Monday, June 18, 2007

Four ways of doing a test with a result.

I've been writing a framework for processing emails. These emails can be rejected for various reasons, but when they're rejected we also need to get the reason for the rejection too. It's a common and simple scenario where you need test a boolean value and get some information, but what's the best way of going about it? Well if you're going to be returning more than one thing from a method, in our case the boolean result plus the reason, the easiest way to do it is to wrap them up in a result object. Here's my first attempt:
RejectResult result = email.IsRejected;
if(result.Rejected)
{
    DoSomethingWith(result.Reason);
}
But I don't really like this because the if statement looks like it's saying "if result is rejected". The result's not rejected the email is. I'd like the code to say "if email is rejected", so how about this, using out parameters:
Reason reason;
if(email.IsRejected(out reason))
{
    DoSomethingWith(reason);   
}
OK, this is a bit better, but now it's saying "if email is rejected reason", leaving out 'out' which is just syntax, which still isn't what I really want. Also there's a practical problem here that my favorite unit test mocking framework NMock2 makes a real meal out of out parameters.
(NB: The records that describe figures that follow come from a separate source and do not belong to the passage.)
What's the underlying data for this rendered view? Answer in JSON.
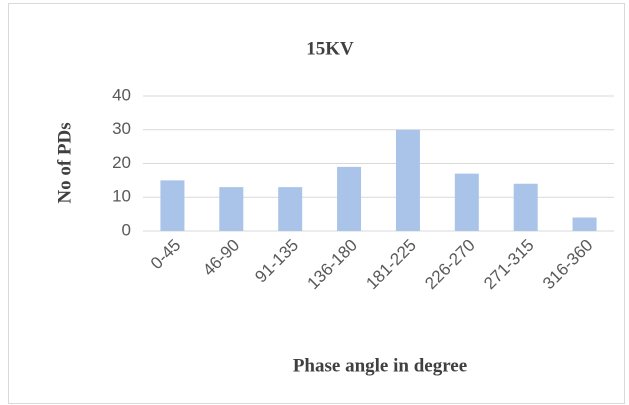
{
  "chart_data": {
    "type": "bar",
    "title": "15KV",
    "y_label": "No of PDs",
    "x_label": "Phase angle in degree",
    "categories": [
      "0-45",
      "46-90",
      "91-135",
      "136-180",
      "181-225",
      "226-270",
      "271-315",
      "316-360"
    ],
    "values": [
      15,
      13,
      13,
      19,
      30,
      17,
      14,
      4
    ],
    "color": "#a9c4e8",
    "ylim": [
      0,
      40
    ],
    "yticks": [
      0,
      10,
      20,
      30,
      40
    ],
    "grid": true
  }
}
OK, so how about this one:
if(email.IsRejected)
{
    DoSomethingWith(email.RejectReason);
}
The if statement reads nicely now, but there's a serious practical problem in that we're not expecting email's state to change between testing for rejection and examining the RejectReason, this would be especially serious if email wasn't thread safe but even if it is it's relying on convention; what does RejectReason mean before IsRejected has been tested? Not wrapping the IsRejected and RejectReason in a single method of email is just plain bad. My favorite solution was suggested by NMock2. I really like its conversational style, 'Expect.Once.On(mymock).With(myparam).Will(Return.Value(myreturnval));', so how about this:
Reason reason;
if(email.IsRejected.For(out reason)) 
{
    DoSomethingWith(reason);
}
It reads really nicely "if email is rejected for reason", mocks nicely because you can just Mock RejectResult (returned from IsRejected) and is essentially the first and very obvious method above with only a small change to the RejectResult class (the addition of the For method). Here's the Email class and RejectResult class:
public class Email
{
    public RejectResult IsRejected
    {
        get{ return new RejectResult(true, new Reason("The reason this was rejected")); }
    }
}

public class RejectResult
{
    bool _rejected;
    Reason _reason;

    public RejectResult(bool rejected, Reason reason)
    {        
        this._rejected = rejected;
        this._reason = reason;
    }

    public bool For(out Reason reason)
    {
        reason = this._reason;
        return this._rejected;
    }
}
I love code that just explains itself without the need for copious comments!